Het "Koninkrijk Sealand" Het object links lijkt een kanon maar is een hijsinstallatie.

 

Verschillende Britse zeezenders maakten in plaats van schepen gebruik van vast opgestelde structuren gelegen in de Thamesmonding, de zgn. “Maunsell Forts”, vaak ook wel “guntowers” genoemd. Die dateerden nog uit de Tweede Wereldoorlog maar waren daarna in onbruik geraakt. Ze lagen buiten de toenmalige territoriale wateren en dus buiten bereik van de Britse justitie.

Het gebruik van deze forten had bepaalde voordelen: meer ruimte voor apparatuur en antennes dan op een schip, een stabiele en veilige ligging bij slecht weer. Er waren ook nadelen: een schip kon in een haven als zendschip worden uitgerust, was doorgaans beter bewoonbaar dan een oud fort en naar een fort moest bij wijze van spreken iedere schroef en moer over zee worden aangevoerd. Een ander nadeel bleek later te zijn dat deze forten juridisch binnen de territoriale wateren kwamen te liggen, Brits grondgebied werden, en de installaties en activiteiten daarop dus illegaal werden.

In het kader van de zeezenderhistorie is wel interessant eens wat meer aandacht aan deze forten te besteden en hun rol in het zeezendertijdperk.

De oorsprong van deze forten ligt zoals gezegd in de Tweede Wereldoorlog. Een blik op de kaart van Engeland leert dat Londen aan de monding van de Thames ligt, een naar het oosten toe steeds wijder uitlopende zeearm. Om te voorkomen dat vijandelijke vliegtuigen Londen min of meer ongezien over zee konden naderen, bombardementen konden uitvoeren of mijnen in de Thamesmonding konden afwerpen, werd besloten deze zwakke plek in de Britse verdediging te versterken met een aantal constructies op zee welke als doel hadden de vroegtijdige signalering en bestrijding van vijandelijke vliegtuigen (en in mindere mate van schepen): de Maunsell Sea Forts. 
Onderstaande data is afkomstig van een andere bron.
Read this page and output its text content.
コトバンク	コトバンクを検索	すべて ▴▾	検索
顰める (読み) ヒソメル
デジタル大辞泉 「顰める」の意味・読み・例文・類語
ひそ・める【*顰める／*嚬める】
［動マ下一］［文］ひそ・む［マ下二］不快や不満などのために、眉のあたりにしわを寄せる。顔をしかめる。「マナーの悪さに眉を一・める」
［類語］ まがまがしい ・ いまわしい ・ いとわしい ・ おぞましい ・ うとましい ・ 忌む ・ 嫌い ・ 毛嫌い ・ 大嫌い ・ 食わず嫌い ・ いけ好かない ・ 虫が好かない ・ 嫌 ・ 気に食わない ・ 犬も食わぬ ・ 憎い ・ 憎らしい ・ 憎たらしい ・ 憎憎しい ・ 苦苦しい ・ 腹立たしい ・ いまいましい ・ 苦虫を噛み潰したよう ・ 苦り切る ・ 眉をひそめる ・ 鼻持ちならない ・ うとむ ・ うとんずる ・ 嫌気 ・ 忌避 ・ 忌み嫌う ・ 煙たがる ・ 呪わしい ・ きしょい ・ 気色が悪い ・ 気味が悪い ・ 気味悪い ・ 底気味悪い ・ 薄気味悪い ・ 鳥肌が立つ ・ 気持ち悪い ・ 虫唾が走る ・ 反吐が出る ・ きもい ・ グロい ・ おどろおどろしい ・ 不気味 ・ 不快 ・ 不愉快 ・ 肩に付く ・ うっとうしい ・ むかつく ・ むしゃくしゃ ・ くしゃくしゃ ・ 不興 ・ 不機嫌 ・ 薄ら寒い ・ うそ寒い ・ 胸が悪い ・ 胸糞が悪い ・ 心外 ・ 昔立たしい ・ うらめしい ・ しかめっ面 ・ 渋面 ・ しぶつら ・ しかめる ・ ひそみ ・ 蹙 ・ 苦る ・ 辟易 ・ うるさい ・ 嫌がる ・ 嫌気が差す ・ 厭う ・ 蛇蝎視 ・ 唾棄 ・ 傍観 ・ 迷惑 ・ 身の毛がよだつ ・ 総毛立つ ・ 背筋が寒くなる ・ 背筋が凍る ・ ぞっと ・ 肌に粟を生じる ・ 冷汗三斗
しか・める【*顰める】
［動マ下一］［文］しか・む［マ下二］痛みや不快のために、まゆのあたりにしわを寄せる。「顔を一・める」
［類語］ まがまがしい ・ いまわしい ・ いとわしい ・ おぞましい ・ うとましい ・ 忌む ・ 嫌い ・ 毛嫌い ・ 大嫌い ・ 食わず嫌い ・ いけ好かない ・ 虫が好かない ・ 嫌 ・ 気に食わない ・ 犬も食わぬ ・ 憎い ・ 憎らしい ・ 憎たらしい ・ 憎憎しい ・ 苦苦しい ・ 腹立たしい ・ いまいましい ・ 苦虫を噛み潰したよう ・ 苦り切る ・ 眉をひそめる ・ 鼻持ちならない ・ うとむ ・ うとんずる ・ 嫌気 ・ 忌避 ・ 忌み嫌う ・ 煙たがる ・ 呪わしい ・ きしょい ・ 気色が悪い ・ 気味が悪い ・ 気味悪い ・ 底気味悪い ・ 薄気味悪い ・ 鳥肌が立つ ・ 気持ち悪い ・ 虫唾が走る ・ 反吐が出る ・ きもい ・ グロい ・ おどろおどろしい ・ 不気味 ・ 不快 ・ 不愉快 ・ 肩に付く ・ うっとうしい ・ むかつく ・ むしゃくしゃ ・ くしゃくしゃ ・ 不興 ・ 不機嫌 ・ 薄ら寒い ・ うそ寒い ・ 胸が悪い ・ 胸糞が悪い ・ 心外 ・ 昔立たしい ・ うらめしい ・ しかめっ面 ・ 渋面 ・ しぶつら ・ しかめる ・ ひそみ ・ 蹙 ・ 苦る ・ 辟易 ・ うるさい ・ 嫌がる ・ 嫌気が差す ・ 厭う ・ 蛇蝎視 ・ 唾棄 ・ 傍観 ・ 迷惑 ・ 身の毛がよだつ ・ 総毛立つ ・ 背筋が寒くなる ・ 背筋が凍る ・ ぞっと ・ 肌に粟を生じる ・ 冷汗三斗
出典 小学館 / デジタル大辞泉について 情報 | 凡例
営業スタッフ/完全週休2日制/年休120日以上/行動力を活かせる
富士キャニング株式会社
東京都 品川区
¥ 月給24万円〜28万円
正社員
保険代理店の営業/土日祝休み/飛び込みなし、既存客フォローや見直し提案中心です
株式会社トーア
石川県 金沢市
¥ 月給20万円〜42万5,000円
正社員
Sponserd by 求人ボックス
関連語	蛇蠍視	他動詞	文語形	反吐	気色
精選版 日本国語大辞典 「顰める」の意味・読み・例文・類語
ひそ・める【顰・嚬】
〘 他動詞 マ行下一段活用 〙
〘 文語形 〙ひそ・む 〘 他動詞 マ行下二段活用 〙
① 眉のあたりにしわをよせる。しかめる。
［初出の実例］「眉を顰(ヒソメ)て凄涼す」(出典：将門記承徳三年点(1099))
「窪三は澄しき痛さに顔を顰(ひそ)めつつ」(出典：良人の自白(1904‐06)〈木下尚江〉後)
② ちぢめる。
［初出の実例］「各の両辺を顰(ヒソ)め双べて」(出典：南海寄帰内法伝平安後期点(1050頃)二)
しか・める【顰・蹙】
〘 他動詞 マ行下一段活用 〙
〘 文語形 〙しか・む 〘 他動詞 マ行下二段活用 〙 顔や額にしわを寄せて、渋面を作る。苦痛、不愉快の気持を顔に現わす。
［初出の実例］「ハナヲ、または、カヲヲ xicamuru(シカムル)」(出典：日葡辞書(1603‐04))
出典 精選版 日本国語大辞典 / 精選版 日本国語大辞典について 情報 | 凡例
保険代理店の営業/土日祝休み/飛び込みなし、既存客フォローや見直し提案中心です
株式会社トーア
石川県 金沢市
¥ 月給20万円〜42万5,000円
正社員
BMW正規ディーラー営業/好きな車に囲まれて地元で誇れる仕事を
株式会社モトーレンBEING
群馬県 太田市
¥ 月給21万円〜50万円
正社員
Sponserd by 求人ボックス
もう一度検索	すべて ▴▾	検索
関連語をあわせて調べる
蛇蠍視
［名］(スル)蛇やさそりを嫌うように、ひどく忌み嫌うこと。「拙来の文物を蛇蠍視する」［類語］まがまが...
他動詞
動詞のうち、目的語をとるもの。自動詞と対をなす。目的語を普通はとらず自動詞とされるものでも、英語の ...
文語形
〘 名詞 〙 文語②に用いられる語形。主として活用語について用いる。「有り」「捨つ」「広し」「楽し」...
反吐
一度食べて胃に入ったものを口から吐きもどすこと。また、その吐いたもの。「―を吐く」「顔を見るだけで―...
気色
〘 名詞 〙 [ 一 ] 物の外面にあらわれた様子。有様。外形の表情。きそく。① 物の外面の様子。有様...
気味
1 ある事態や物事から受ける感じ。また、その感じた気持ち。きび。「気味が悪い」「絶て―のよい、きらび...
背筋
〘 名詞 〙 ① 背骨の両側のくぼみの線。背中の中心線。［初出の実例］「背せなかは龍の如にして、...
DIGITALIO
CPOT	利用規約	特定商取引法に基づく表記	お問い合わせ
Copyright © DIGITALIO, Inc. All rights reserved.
De naam is afkomstig van de architect van deze bouwwerken, Guy Mansell. Maunsell had al aan het begin van de oorlog het idee om zeeforten als kustverdediging te gebruiken en hij legde diverse ontwerpen aan de Britse admiraliteit voor. Pas in oktober 1940, toen de kwetsbare positie van Londen pas goed duidelijk werd, kreeg hij de concrete opdracht om een nieuw soort zeefort te ontwerpen. Die opdrachtgever was in eerste instantie de “Royal Navy”, later de “British Army”.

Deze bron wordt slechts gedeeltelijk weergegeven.